Feature Engineering
Duration: 5 min
Feature engineering is a crucial step in the machine learning pipeline, involving the creation and transformation of input features to improve model performance. This module covers essential techniques for feature engineering, including scaling, encoding, and transformation methods, and demonstrates their implementation using Scikit-Learn.
Scaling Features
Scaling features is important to ensure that all features contribute equally to the model. Common scaling techniques include standardization (z-score normalization) and min-max scaling. Standardization transforms features to have a mean of 0 and a standard deviation of 1, while min-max scaling rescales features to a fixed range, typically [0, 1].
import numpy as np
from sklearn.preprocessing import StandardScaler, MinMaxScaler
# Sample data
data = np.array([[1, 2], [2, 3], [3, 4], [4, 5]])
# Standardization
standard_scaler = StandardScaler()
data_standardized = standard_scaler.fit_transform(data)
print('Standardized data:', data_standardized)
# Min-Max Scaling
min_max_scaler = MinMaxScaler()
data_minmax = min_max_scaler.fit_transform(data)
print('Min-Max scaled data:', data_minmax)Standardized data: [[-1.34164079 -1.34164079]
[-0.4472136 -0.4472136 ]
[ 0.4472136 0.4472136 ]
[ 1.34164079 1.34164079]]
Min-Max scaled data: [[0. 0. ]
[0.25 0.25 ]
[0.5 0.5 ]
[0.75 0.75 ]
[1. 1. ]]Encoding Categorical Features
Categorical features need to be encoded into numerical values for machine learning models to process them. Common encoding techniques include one-hot encoding and ordinal encoding. One-hot encoding creates binary columns for each category, while ordinal encoding assigns a unique integer to each category based on some order.

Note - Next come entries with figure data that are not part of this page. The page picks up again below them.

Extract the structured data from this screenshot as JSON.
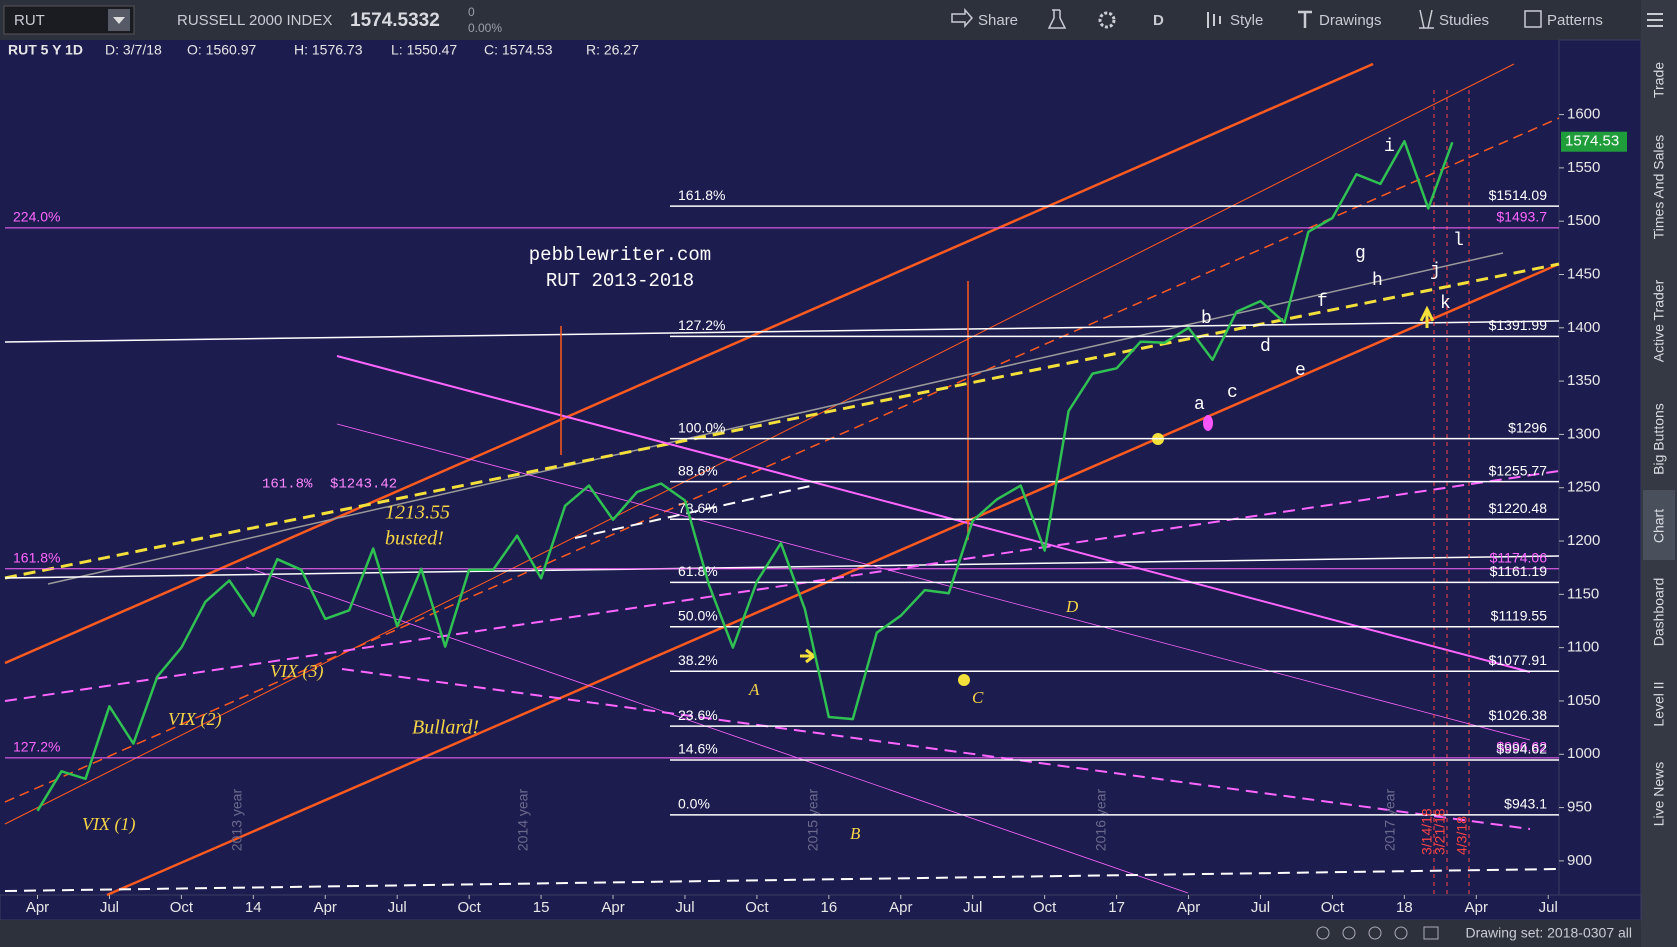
{
  "toolbar": {
    "symbol": "RUT",
    "index_name": "RUSSELL 2000 INDEX",
    "last": "1574.5332",
    "change": "0",
    "change_pct": "0.00%",
    "buttons": [
      "Share",
      "D",
      "Style",
      "Drawings",
      "Studies",
      "Patterns"
    ]
  },
  "info_bar": [
    "RUT 5 Y 1D",
    "D: 3/7/18",
    "O: 1560.97",
    "H: 1576.73",
    "L: 1550.47",
    "C: 1574.53",
    "R: 26.27"
  ],
  "side_tabs": [
    "Trade",
    "Times And Sales",
    "Active Trader",
    "Big Buttons",
    "Chart",
    "Dashboard",
    "Level II",
    "Live News"
  ],
  "footer": {
    "drawing_set": "Drawing set: 2018-0307 all"
  },
  "chart_data": {
    "type": "line",
    "title": "pebblewriter.com",
    "subtitle": "RUT 2013-2018",
    "categories": [
      "Apr",
      null,
      null,
      "Jul",
      null,
      null,
      "Oct",
      null,
      null,
      "14",
      null,
      null,
      "Apr",
      null,
      null,
      "Jul",
      null,
      null,
      "Oct",
      null,
      null,
      "15",
      null,
      null,
      "Apr",
      null,
      null,
      "Jul",
      null,
      null,
      "Oct",
      null,
      null,
      "16",
      null,
      null,
      "Apr",
      null,
      null,
      "Jul",
      null,
      null,
      "Oct",
      null,
      null,
      "17",
      null,
      null,
      "Apr",
      null,
      null,
      "Jul",
      null,
      null,
      "Oct",
      null,
      null,
      "18",
      null,
      null,
      "Apr",
      null,
      null,
      "Jul"
    ],
    "series": [
      {
        "name": "RUT",
        "color": "#2fc152",
        "values": [
          947,
          984,
          977,
          1045,
          1010,
          1073,
          1100,
          1143,
          1163,
          1130,
          1183,
          1173,
          1127,
          1135,
          1193,
          1120,
          1174,
          1101,
          1173,
          1173,
          1205,
          1165,
          1233,
          1252,
          1220,
          1246,
          1254,
          1238,
          1159,
          1100,
          1162,
          1198,
          1136,
          1035,
          1033,
          1114,
          1130,
          1154,
          1151,
          1219,
          1239,
          1252,
          1191,
          1322,
          1357,
          1362,
          1387,
          1386,
          1400,
          1370,
          1415,
          1425,
          1405,
          1490,
          1503,
          1544,
          1535,
          1575,
          1512,
          1574,
          null,
          null,
          null,
          null
        ]
      }
    ],
    "last_price": {
      "value": 1574.53,
      "label": "1574.53",
      "color": "#1f9d3a"
    },
    "ylim": [
      868,
      1669
    ],
    "yticks": [
      900,
      950,
      1000,
      1050,
      1100,
      1150,
      1200,
      1250,
      1300,
      1350,
      1400,
      1450,
      1500,
      1550,
      1600
    ],
    "grid": false,
    "fib_levels": {
      "color": "#ffffff",
      "ratios": [
        "0.0%",
        "14.6%",
        "23.6%",
        "38.2%",
        "50.0%",
        "61.8%",
        "78.6%",
        "88.6%",
        "100.0%",
        "127.2%",
        "161.8%"
      ],
      "values": [
        943.1,
        994.62,
        1026.38,
        1077.91,
        1119.55,
        1161.19,
        1220.48,
        1255.77,
        1296,
        1391.99,
        1514.09
      ],
      "value_labels": [
        "$943.1",
        "$994.62",
        "$1026.38",
        "$1077.91",
        "$1119.55",
        "$1161.19",
        "$1220.48",
        "$1255.77",
        "$1296",
        "$1391.99",
        "$1514.09"
      ]
    },
    "ext_levels": {
      "color": "#ff66ff",
      "ratios": [
        "224.0%",
        "161.8%",
        "127.2%"
      ],
      "values": [
        1493.7,
        1174.06,
        996.62
      ],
      "value_labels": [
        "$1493.7",
        "$1174.06",
        "$996.62"
      ]
    },
    "annotations": [
      {
        "text": "VIX (1)",
        "color": "#f5d547"
      },
      {
        "text": "VIX (2)",
        "color": "#f5d547"
      },
      {
        "text": "VIX (3)",
        "color": "#f5d547"
      },
      {
        "text": "Bullard!",
        "color": "#f5d547"
      },
      {
        "text": "busted!",
        "color": "#f5d547"
      },
      {
        "text": "1213.55",
        "color": "#f5d547"
      },
      {
        "text": "161.8%",
        "color": "#ff88ff"
      },
      {
        "text": "$1243.42",
        "color": "#ff88ff"
      },
      {
        "text": "A",
        "color": "#f5d547"
      },
      {
        "text": "B",
        "color": "#f5d547"
      },
      {
        "text": "C",
        "color": "#f5d547"
      },
      {
        "text": "D",
        "color": "#f5d547"
      },
      {
        "text": "a",
        "color": "#ffffff"
      },
      {
        "text": "b",
        "color": "#ffffff"
      },
      {
        "text": "c",
        "color": "#ffffff"
      },
      {
        "text": "d",
        "color": "#ffffff"
      },
      {
        "text": "e",
        "color": "#ffffff"
      },
      {
        "text": "f",
        "color": "#ffffff"
      },
      {
        "text": "g",
        "color": "#ffffff"
      },
      {
        "text": "h",
        "color": "#ffffff"
      },
      {
        "text": "i",
        "color": "#ffffff"
      },
      {
        "text": "j",
        "color": "#ffffff"
      },
      {
        "text": "k",
        "color": "#ffffff"
      },
      {
        "text": "l",
        "color": "#ffffff"
      },
      {
        "text": "3/14/18",
        "color": "#ff4444"
      },
      {
        "text": "3/21/18",
        "color": "#ff4444"
      },
      {
        "text": "4/3/18",
        "color": "#ff4444"
      }
    ],
    "year_labels": [
      "2013 year",
      "2014 year",
      "2015 year",
      "2016 year",
      "2017 year"
    ]
  }
}
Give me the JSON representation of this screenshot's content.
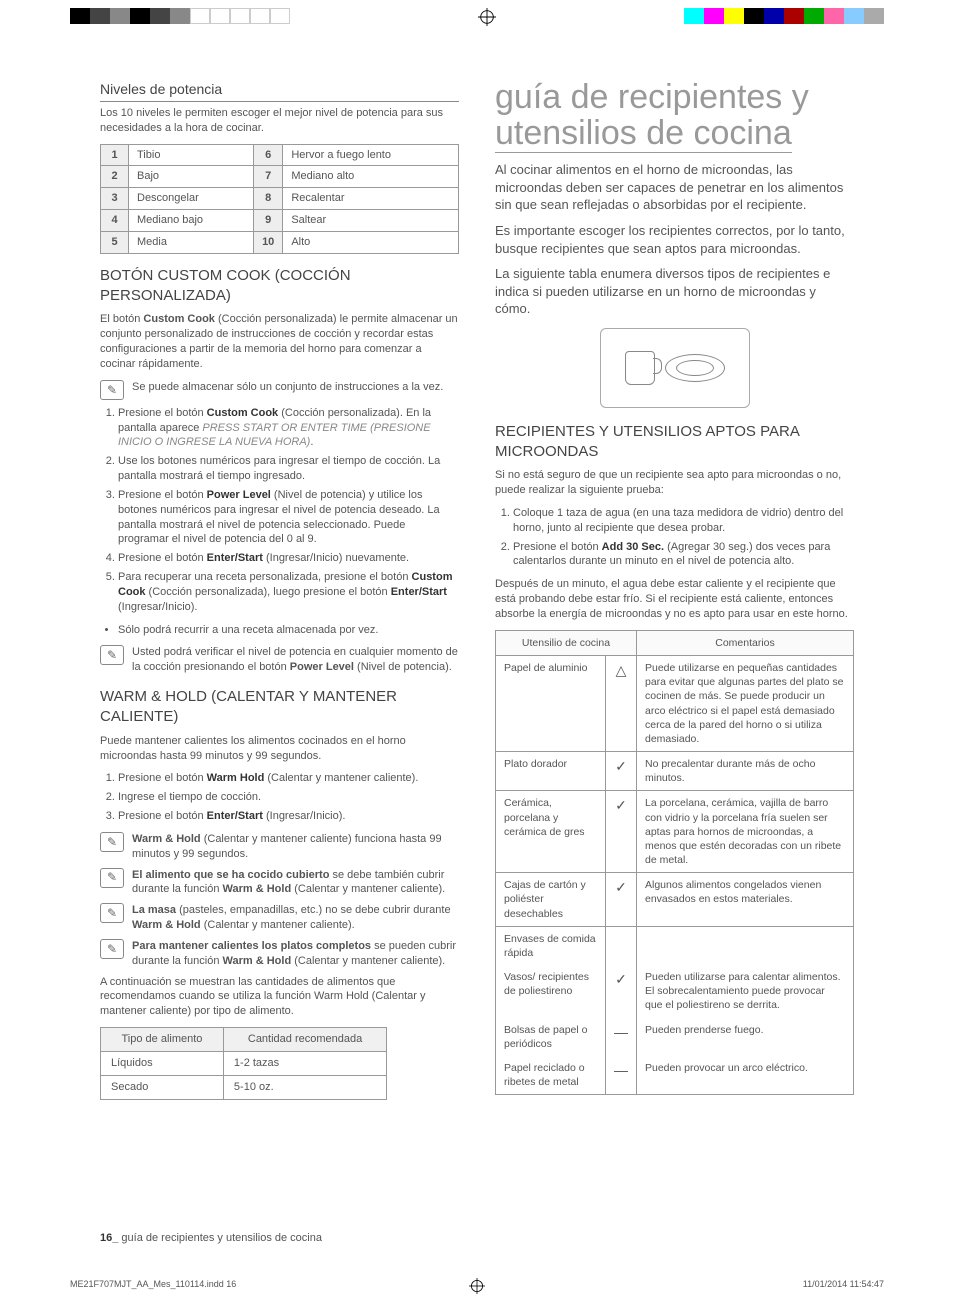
{
  "cropmarks": {
    "left_colors": [
      "#000",
      "#444",
      "#888",
      "#000",
      "#444",
      "#888",
      "#fff",
      "#fff",
      "#fff",
      "#fff",
      "#fff"
    ],
    "right_colors": [
      "#0ff",
      "#f0f",
      "#ff0",
      "#000",
      "#00a",
      "#a00",
      "#0a0",
      "#f6a",
      "#8cf",
      "#aaa"
    ]
  },
  "left_col": {
    "h_power": "Niveles de potencia",
    "p_power": "Los 10 niveles le permiten escoger el mejor nivel de potencia para sus necesidades a la hora de cocinar.",
    "power_table": [
      [
        "1",
        "Tibio",
        "6",
        "Hervor a fuego lento"
      ],
      [
        "2",
        "Bajo",
        "7",
        "Mediano alto"
      ],
      [
        "3",
        "Descongelar",
        "8",
        "Recalentar"
      ],
      [
        "4",
        "Mediano bajo",
        "9",
        "Saltear"
      ],
      [
        "5",
        "Media",
        "10",
        "Alto"
      ]
    ],
    "h_custom": "BOTÓN CUSTOM COOK (COCCIÓN PERSONALIZADA)",
    "p_custom": "El botón Custom Cook (Cocción personalizada) le permite almacenar un conjunto personalizado de instrucciones de cocción y recordar estas configuraciones a partir de la memoria del horno para comenzar a cocinar rápidamente.",
    "note_custom": "Se puede almacenar sólo un conjunto de instrucciones a la vez.",
    "custom_steps": [
      {
        "pre": "Presione el botón ",
        "b": "Custom Cook",
        "post": " (Cocción personalizada). En la pantalla aparece ",
        "i": "PRESS START OR ENTER TIME (PRESIONE INICIO O INGRESE LA NUEVA HORA)",
        "post2": "."
      },
      {
        "pre": "Use los botones numéricos para ingresar el tiempo de cocción. La pantalla mostrará el tiempo ingresado.",
        "b": "",
        "post": "",
        "i": "",
        "post2": ""
      },
      {
        "pre": "Presione el botón ",
        "b": "Power Level",
        "post": " (Nivel de potencia) y utilice los botones numéricos para ingresar el nivel de potencia deseado. La pantalla mostrará el nivel de potencia seleccionado. Puede programar el nivel de potencia del 0 al 9.",
        "i": "",
        "post2": ""
      },
      {
        "pre": "Presione el botón ",
        "b": "Enter/Start",
        "post": " (Ingresar/Inicio) nuevamente.",
        "i": "",
        "post2": ""
      },
      {
        "pre": "Para recuperar una receta personalizada, presione el botón ",
        "b": "Custom Cook",
        "post": " (Cocción personalizada), luego presione el botón ",
        "b2": "Enter/Start",
        "post2": " (Ingresar/Inicio)."
      }
    ],
    "bullet_custom": "Sólo podrá recurrir a una receta almacenada por vez.",
    "note_custom2_pre": "Usted podrá verificar el nivel de potencia en cualquier momento de la cocción presionando el botón ",
    "note_custom2_b": "Power Level",
    "note_custom2_post": " (Nivel de potencia).",
    "h_warm": "WARM & HOLD (CALENTAR Y MANTENER CALIENTE)",
    "p_warm": "Puede mantener calientes los alimentos cocinados en el horno microondas hasta 99 minutos y 99 segundos.",
    "warm_steps": [
      {
        "pre": "Presione el botón ",
        "b": "Warm Hold",
        "post": " (Calentar y mantener caliente)."
      },
      {
        "pre": "Ingrese el tiempo de cocción.",
        "b": "",
        "post": ""
      },
      {
        "pre": "Presione el botón ",
        "b": "Enter/Start",
        "post": " (Ingresar/Inicio)."
      }
    ],
    "warm_notes": [
      {
        "b": "Warm & Hold",
        "rest": " (Calentar y mantener caliente) funciona hasta 99 minutos y 99 segundos."
      },
      {
        "b": "El alimento que se ha cocido cubierto",
        "rest": " se debe también cubrir durante la función ",
        "b2": "Warm & Hold",
        "rest2": " (Calentar y mantener caliente)."
      },
      {
        "b": "La masa",
        "rest": " (pasteles, empanadillas, etc.) no se debe cubrir durante ",
        "b2": "Warm & Hold",
        "rest2": " (Calentar y mantener caliente)."
      },
      {
        "b": "Para mantener calientes los platos completos",
        "rest": " se pueden cubrir durante la función ",
        "b2": "Warm & Hold",
        "rest2": " (Calentar y mantener caliente)."
      }
    ],
    "p_warm2": "A continuación se muestran las cantidades de alimentos que recomendamos cuando se utiliza la función Warm Hold (Calentar y mantener caliente) por tipo de alimento.",
    "amount_headers": [
      "Tipo de alimento",
      "Cantidad recomendada"
    ],
    "amount_rows": [
      [
        "Líquidos",
        "1-2 tazas"
      ],
      [
        "Secado",
        "5-10 oz."
      ]
    ]
  },
  "right_col": {
    "big_title_l1": "guía de recipientes y",
    "big_title_l2": "utensilios de cocina",
    "p1": "Al cocinar alimentos en el horno de microondas, las microondas deben ser capaces de penetrar en los alimentos sin que sean reflejadas o absorbidas por el recipiente.",
    "p2": "Es importante escoger los recipientes correctos, por lo tanto, busque recipientes que sean aptos para microondas.",
    "p3": "La siguiente tabla enumera diversos tipos de recipientes e indica si pueden utilizarse en un horno de microondas y cómo.",
    "h_aptos": "RECIPIENTES Y UTENSILIOS APTOS PARA MICROONDAS",
    "p_aptos": "Si no está seguro de que un recipiente sea apto para microondas o no, puede realizar la siguiente prueba:",
    "aptos_steps": [
      "Coloque 1 taza de agua (en una taza medidora de vidrio) dentro del horno, junto al recipiente que desea probar.",
      "Presione el botón Add 30 Sec. (Agregar 30 seg.) dos veces para calentarlos durante un minuto en el nivel de potencia alto."
    ],
    "aptos_step2_b": "Add 30 Sec.",
    "p_aptos2": "Después de un minuto, el agua debe estar caliente y el recipiente que está probando debe estar frío. Si el recipiente está caliente, entonces absorbe la energía de microondas y no es apto para usar en este horno.",
    "utensil_headers": [
      "Utensilio de cocina",
      "",
      "Comentarios"
    ],
    "utensil_rows": [
      {
        "name": "Papel de aluminio",
        "sym": "△",
        "comment": "Puede utilizarse en pequeñas cantidades para evitar que algunas partes del plato se cocinen de más. Se puede producir un arco eléctrico si el papel está demasiado cerca de la pared del horno o si utiliza demasiado."
      },
      {
        "name": "Plato dorador",
        "sym": "✓",
        "comment": "No precalentar durante más de ocho minutos."
      },
      {
        "name": "Cerámica, porcelana y cerámica de gres",
        "sym": "✓",
        "comment": "La porcelana, cerámica, vajilla de barro con vidrio y la porcelana fría suelen ser aptas para hornos de microondas, a menos que estén decoradas con un ribete de metal."
      },
      {
        "name": "Cajas de cartón y poliéster desechables",
        "sym": "✓",
        "comment": "Algunos alimentos congelados vienen envasados en estos materiales."
      },
      {
        "name": "Envases de comida rápida",
        "sym": "",
        "comment": "",
        "sub": true,
        "top": true
      },
      {
        "name": "Vasos/ recipientes de poliestireno",
        "sym": "✓",
        "comment": "Pueden utilizarse para calentar alimentos. El sobrecalentamiento puede provocar que el poliestireno se derrita.",
        "sub": true,
        "mid": true
      },
      {
        "name": "Bolsas de papel o periódicos",
        "sym": "—",
        "comment": "Pueden prenderse fuego.",
        "sub": true,
        "mid": true
      },
      {
        "name": "Papel reciclado o ribetes de metal",
        "sym": "—",
        "comment": "Pueden provocar un arco eléctrico.",
        "sub": true,
        "bot": true
      }
    ]
  },
  "footer_page": "16_",
  "footer_text": " guía de recipientes y utensilios de cocina",
  "print_left": "ME21F707MJT_AA_Mes_110114.indd   16",
  "print_right": "11/01/2014   11:54:47"
}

from sklearn.preprocessing import OneHotEncoder, OrdinalEncoder
# Sample data
categories = np.array([['cat'], ['dog'], ['cat'], ['bird']])
# One-Hot Encoding
one_hot_encoder = OneHotEncoder()
data_onehot = one_hot_encoder.fit_transform(categories).toarray()
print('One-Hot encoded data:', data_onehot)
# Ordinal Encoding
ordinal_encoder = OrdinalEncoder()
data_ordinal = ordinal_encoder.fit_transform(categories)
print('Ordinal encoded data:', data_ordinal)One-Hot encoded data: [[1. 0. 0.]
[0. 1. 0.]
[1. 0. 0.]
[0. 0. 1.]]
Ordinal encoded data: [[1.]
[2.]
[1.]
[0.]]💡 Tip: Avoid multicollinearity when using one-hot encoding by dropping one category to prevent redundant information.
❓ Which scaling technique transforms features to have a mean of 0 and a standard deviation of 1?
❓ Which encoding technique creates binary columns for each category?
Key Concepts
| Concept | Description |
|---|---|
| Scaling | Core principle in this module |
| Encoding | Core principle in this module |
| Selection | Core principle in this module |
| Creation | Core principle in this module |
Check Your Understanding
❓ How does Feature handle edge cases?
❓ What is the computational complexity of Feature?
❓ Which hyperparameter is most critical for Feature?